I had cause to call a maintenance man out. The cause isn't important, but the man who came out is the reason I'm writing this article; he's the one who caused me to feel gross.
This man is the creepiest, slimiest man I've ever met. Until I met him, I was slightly doubtful of women who reported men making them feel physically dirty just by looking at them. Now, however, I know exactly what they're talking about.
Ick.
I've seen him before, but my husband was home the last time he came out so I didn't have to deal with him. I got a slight 'eew, don't look at me' feeling from him, but I didn't really think too much of it because it happens from time to time. Today, though....this was a full-on gross-out slime-fest.
He's one of these people who, if you've done something, he's done it twice. If you got an 'A' grade, he got an 'A' plus. He acts as if he knows everything there is to know about pretty much everything - he is, in other words, an insufferable know-it-all.

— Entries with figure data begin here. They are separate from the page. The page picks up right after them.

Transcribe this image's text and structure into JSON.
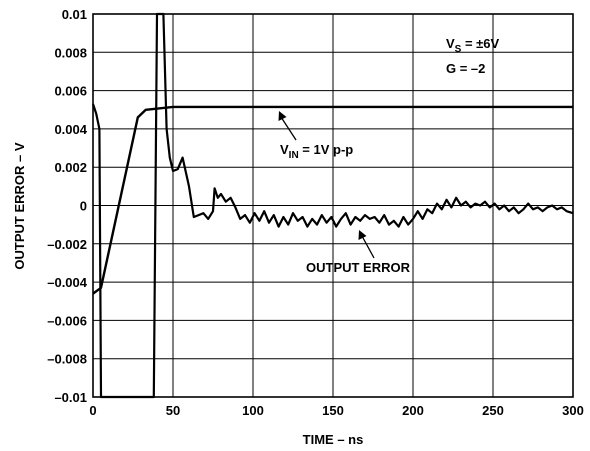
{
  "chart_data": {
    "type": "line",
    "xlabel": "TIME – ns",
    "ylabel": "OUTPUT ERROR – V",
    "xlim": [
      0,
      300
    ],
    "ylim": [
      -0.01,
      0.01
    ],
    "x_ticks": [
      "0",
      "50",
      "100",
      "150",
      "200",
      "250",
      "300"
    ],
    "y_ticks": [
      "0.01",
      "0.008",
      "0.006",
      "0.004",
      "0.002",
      "0",
      "–0.002",
      "–0.004",
      "–0.006",
      "–0.008",
      "–0.01"
    ],
    "grid": true,
    "conditions": {
      "vs": {
        "main": "V",
        "sub": "S",
        "rest": " = ±6V"
      },
      "gain": "G = –2"
    },
    "series": [
      {
        "name": "V_IN = 1V p-p",
        "label": {
          "main": "V",
          "sub": "IN",
          "rest": " = 1V p-p"
        },
        "values": [
          [
            0,
            -0.0046
          ],
          [
            5,
            -0.0043
          ],
          [
            28,
            0.0046
          ],
          [
            33,
            0.005
          ],
          [
            50,
            0.00515
          ],
          [
            300,
            0.00515
          ]
        ]
      },
      {
        "name": "OUTPUT ERROR",
        "label": "OUTPUT ERROR",
        "values": [
          [
            0,
            0.0053
          ],
          [
            2,
            0.0048
          ],
          [
            4,
            0.004
          ],
          [
            5,
            -0.01
          ],
          [
            38,
            -0.01
          ],
          [
            40,
            0.01
          ],
          [
            44,
            0.01
          ],
          [
            46,
            0.004
          ],
          [
            48,
            0.0025
          ],
          [
            50,
            0.0018
          ],
          [
            53,
            0.0019
          ],
          [
            56,
            0.0025
          ],
          [
            60,
            0.001
          ],
          [
            63,
            -0.0006
          ],
          [
            66,
            -0.0005
          ],
          [
            69,
            -0.0004
          ],
          [
            72,
            -0.0007
          ],
          [
            75,
            -0.0003
          ],
          [
            76,
            0.0009
          ],
          [
            78,
            0.0004
          ],
          [
            80,
            0.0006
          ],
          [
            83,
            0.0002
          ],
          [
            86,
            0.0004
          ],
          [
            89,
            -0.0001
          ],
          [
            92,
            -0.0007
          ],
          [
            95,
            -0.0005
          ],
          [
            98,
            -0.0009
          ],
          [
            101,
            -0.0004
          ],
          [
            104,
            -0.0008
          ],
          [
            107,
            -0.0003
          ],
          [
            110,
            -0.0009
          ],
          [
            113,
            -0.0005
          ],
          [
            116,
            -0.0011
          ],
          [
            119,
            -0.0006
          ],
          [
            122,
            -0.001
          ],
          [
            125,
            -0.0004
          ],
          [
            128,
            -0.0008
          ],
          [
            131,
            -0.0006
          ],
          [
            134,
            -0.0011
          ],
          [
            137,
            -0.0007
          ],
          [
            140,
            -0.001
          ],
          [
            143,
            -0.0005
          ],
          [
            146,
            -0.0009
          ],
          [
            149,
            -0.0006
          ],
          [
            152,
            -0.0011
          ],
          [
            155,
            -0.0007
          ],
          [
            158,
            -0.0004
          ],
          [
            161,
            -0.001
          ],
          [
            164,
            -0.0006
          ],
          [
            167,
            -0.0008
          ],
          [
            170,
            -0.0005
          ],
          [
            173,
            -0.0007
          ],
          [
            176,
            -0.0006
          ],
          [
            179,
            -0.0009
          ],
          [
            182,
            -0.0005
          ],
          [
            185,
            -0.001
          ],
          [
            188,
            -0.0008
          ],
          [
            191,
            -0.0011
          ],
          [
            194,
            -0.0006
          ],
          [
            197,
            -0.001
          ],
          [
            200,
            -0.0007
          ],
          [
            203,
            -0.0003
          ],
          [
            206,
            -0.0007
          ],
          [
            209,
            -0.0002
          ],
          [
            212,
            -0.0004
          ],
          [
            215,
            0.0001
          ],
          [
            218,
            -0.0002
          ],
          [
            221,
            0.0003
          ],
          [
            224,
            -0.0001
          ],
          [
            227,
            0.0004
          ],
          [
            230,
            0.0
          ],
          [
            233,
            0.0002
          ],
          [
            236,
            -0.0001
          ],
          [
            239,
            0.0001
          ],
          [
            242,
            0.0
          ],
          [
            245,
            0.0002
          ],
          [
            248,
            -0.0001
          ],
          [
            251,
            0.0001
          ],
          [
            254,
            -0.0002
          ],
          [
            257,
            0.0
          ],
          [
            260,
            -0.0003
          ],
          [
            263,
            -0.0001
          ],
          [
            266,
            -0.0004
          ],
          [
            269,
            -0.0002
          ],
          [
            272,
            0.0001
          ],
          [
            275,
            -0.0002
          ],
          [
            278,
            -0.0001
          ],
          [
            281,
            -0.0003
          ],
          [
            284,
            -0.0001
          ],
          [
            287,
            0.0
          ],
          [
            290,
            -0.0002
          ],
          [
            293,
            -0.0001
          ],
          [
            296,
            -0.0003
          ],
          [
            300,
            -0.0004
          ]
        ]
      }
    ]
  }
}
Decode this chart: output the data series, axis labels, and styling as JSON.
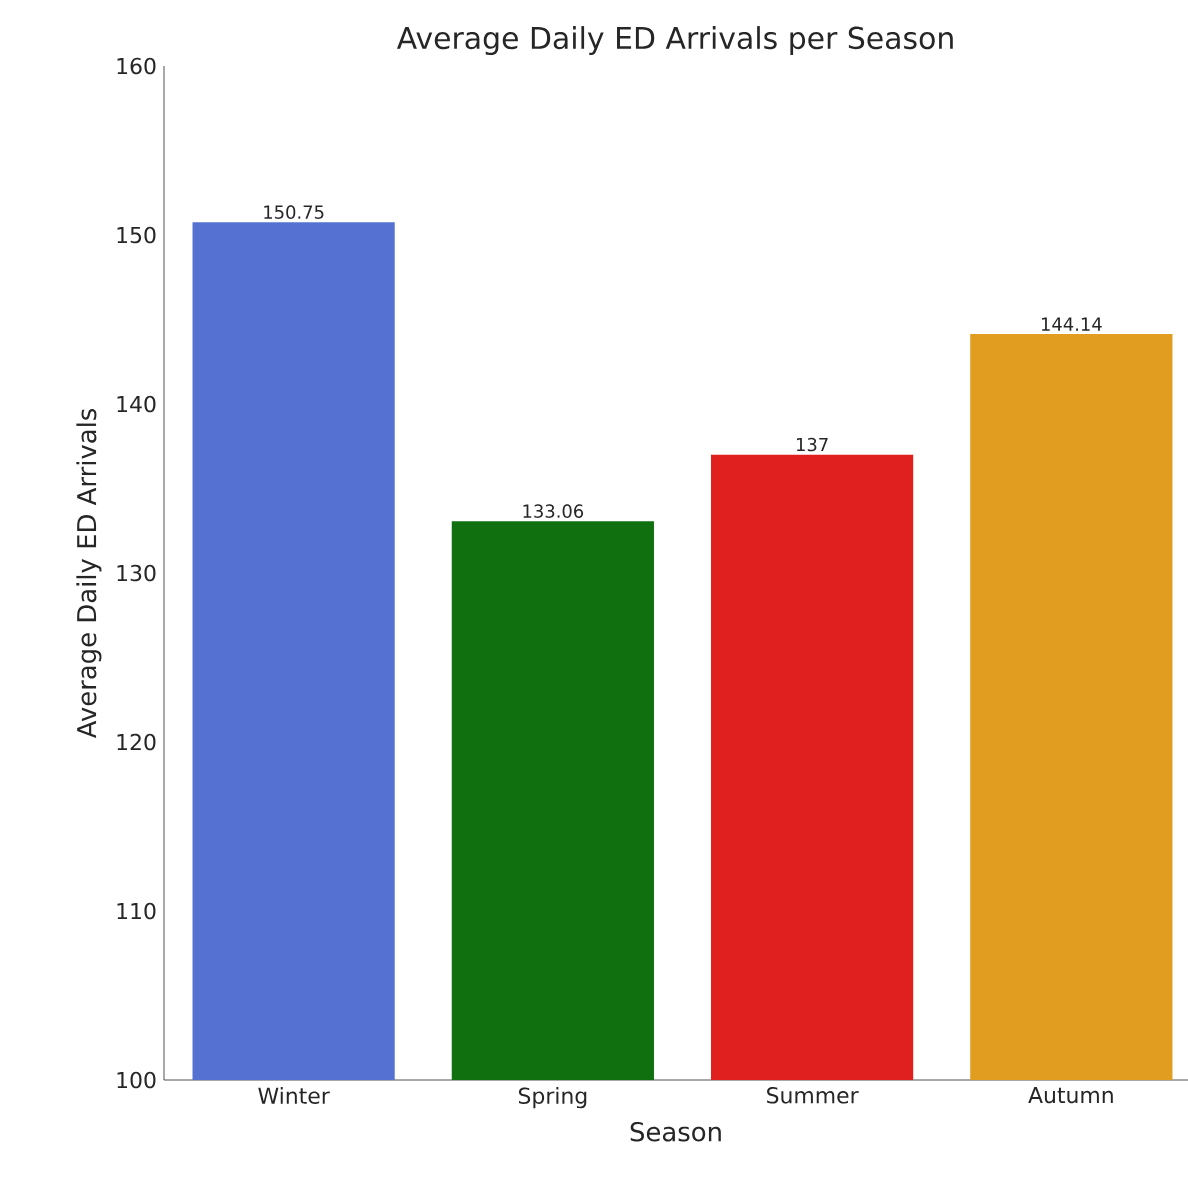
{
  "chart_data": {
    "type": "bar",
    "title": "Average Daily ED Arrivals per Season",
    "xlabel": "Season",
    "ylabel": "Average Daily ED Arrivals",
    "categories": [
      "Winter",
      "Spring",
      "Summer",
      "Autumn"
    ],
    "values": [
      150.75,
      133.06,
      137,
      144.14
    ],
    "colors": [
      "#5572d3",
      "#107010",
      "#e01f1f",
      "#e09d1f"
    ],
    "ylim": [
      100,
      160
    ],
    "yticks": [
      100,
      110,
      120,
      130,
      140,
      150,
      160
    ],
    "data_labels": true
  }
}
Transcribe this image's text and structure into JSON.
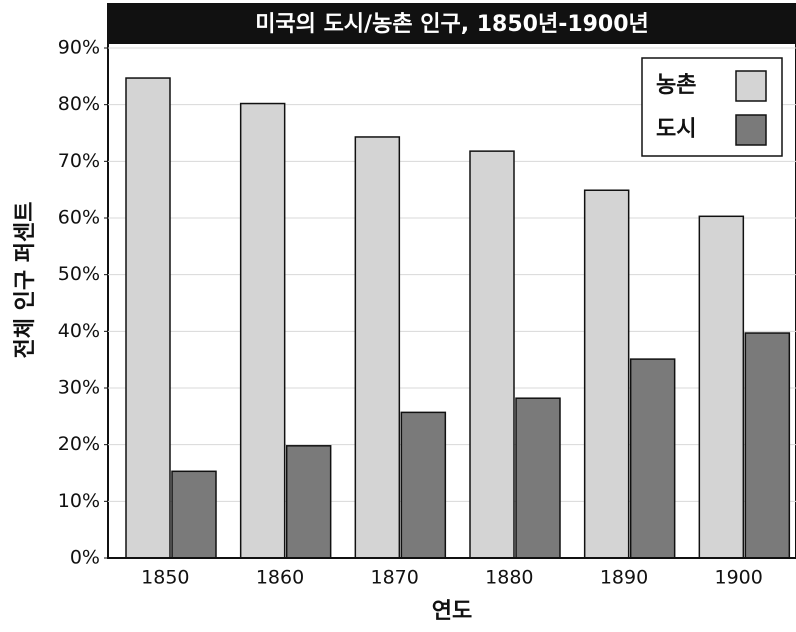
{
  "chart_data": {
    "type": "bar",
    "title": "미국의 도시/농촌 인구, 1850년-1900년",
    "x_label": "연도",
    "y_label": "전체 인구 퍼센트",
    "categories": [
      "1850",
      "1860",
      "1870",
      "1880",
      "1890",
      "1900"
    ],
    "series": [
      {
        "name": "농촌",
        "color": "#d4d4d4",
        "values": [
          84.7,
          80.2,
          74.3,
          71.8,
          64.9,
          60.3
        ]
      },
      {
        "name": "도시",
        "color": "#7a7a7a",
        "values": [
          15.3,
          19.8,
          25.7,
          28.2,
          35.1,
          39.7
        ]
      }
    ],
    "ylim": [
      0,
      90
    ],
    "yticks": [
      {
        "value": 0,
        "label": "0%"
      },
      {
        "value": 10,
        "label": "10%"
      },
      {
        "value": 20,
        "label": "20%"
      },
      {
        "value": 30,
        "label": "30%"
      },
      {
        "value": 40,
        "label": "40%"
      },
      {
        "value": 50,
        "label": "50%"
      },
      {
        "value": 60,
        "label": "60%"
      },
      {
        "value": 70,
        "label": "70%"
      },
      {
        "value": 80,
        "label": "80%"
      },
      {
        "value": 90,
        "label": "90%"
      }
    ],
    "grid": true,
    "legend": "upper right"
  }
}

But it's not his attitude that makes me feel dirty, and it's not his physical appearance either. He's overweight and untidy - a slob, in other words - and he's not handsome by a long shot, but none of those things are the cause of my reaction to him. I don't know exactly what it is that makes me feel the way I do, but I do know that he's the only man in my 38 years of being on this planet that has managed to make me want to take a shower after being in his presence.
The thought of him thinking about me - in ANY way - makes me shudder. I want to call him and tell him to erase any and all memories of me from his mind and under NO circumstances is he to use me as spank fodder. The thought of that nasty, fat, disgusting slob masturbating to thoughts of me makes me want to vomit.
Ick, again.
The thing is, I'm not scared of him. I didn't run and lock all the doors after he left, and I'm not going to insist on my husband being present should he have to come to our home again. He doesn't frighten me, he just makes me feel dirty and nasty and disgusting. I wish I knew why; if I knew the cause I might be able to do something about it.
As it is, I'm just going to have to shower after every maintenance call!